Ela contou que conheceu outras mães que passaram por situações parecidas envolvendo a saúde pública de Angra.  “Vi o descaso não somente com o meu filho, mas com muitas crianças. Recebi relato de mães que há alguns anos passaram por isso, porém, não tiveram a força que estou tendo para lutar por justiça. Passando por isso é que entendemos como funciona a saúde de Angra dos Reis, que está caótica, péssima e não somente na UPA, mas no Hospital da Japuíba também. Isso precisa ser mudado e vou lutar por isso”, afirmou.

A prefeitura que disse que a médica que atendeu o bebê por último na UPA Infantil foi afastada de suas funções. “A Secretaria de Saúde segue investigando o caso e aguarda o laudo da necropsia realizada pela Polícia Civil. Se forem constatadas falhas no atendimento, os envolvidos serão responsabilizados”, informou a nota.

SOBREPREÇO DE QUASE R$ 3 MILHÕES

Também no mês passado a promotoria de tutela coletiva de Angra dos Reis apresentou uma ação de improbidade administrativa. Segundo os promotores, a compra de itens para Saúde municipal com sobrepreço de R$ 2.868.234,52 está sendo investigado.

Na denúncia, somente a compra de álcool em gel gerou dano de R$ 870 mil ao tesouro público.
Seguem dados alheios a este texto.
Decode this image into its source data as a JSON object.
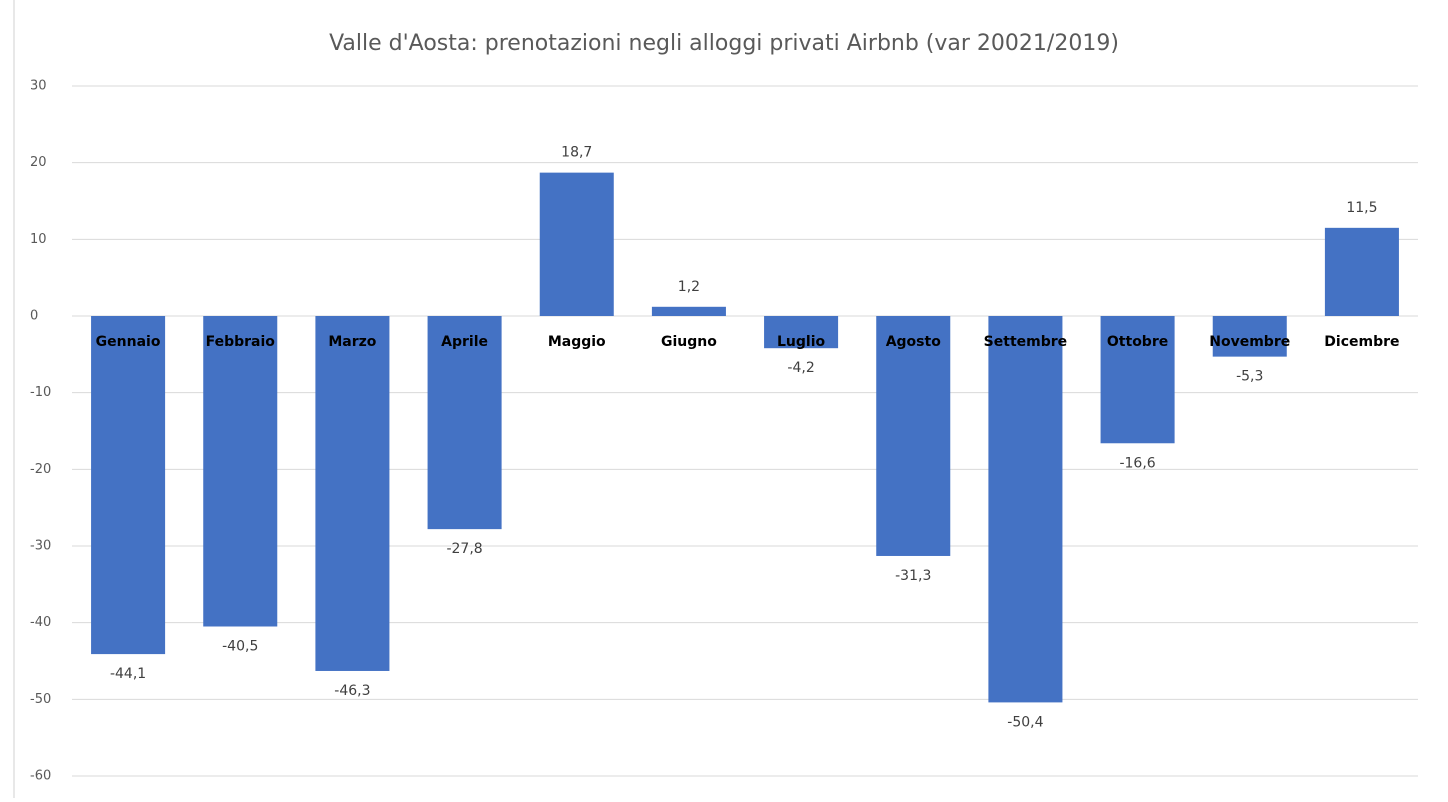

De acordo com a investigação, enquanto a Secretaria de Administração do município comprou o item por R$ 16, o mesmo produto saiu por R$ 40 para a Secretaria de Saúde. O caso segue sendo investigado  pelo Ministério Público.

Ao A VOZ DA CIDADE a prefeitura disse que: “Todos os atos realizados pela Prefeitura durante a pandemia da Covid-19 foram lícitos, segundo o próprio Ministério Público. Ainda em 2022, o município pediu ressarcimento de R$ 4,3 milhões à empresa suspeita de praticar sobrepreço. A ação está na Justiça”, relatou a nota.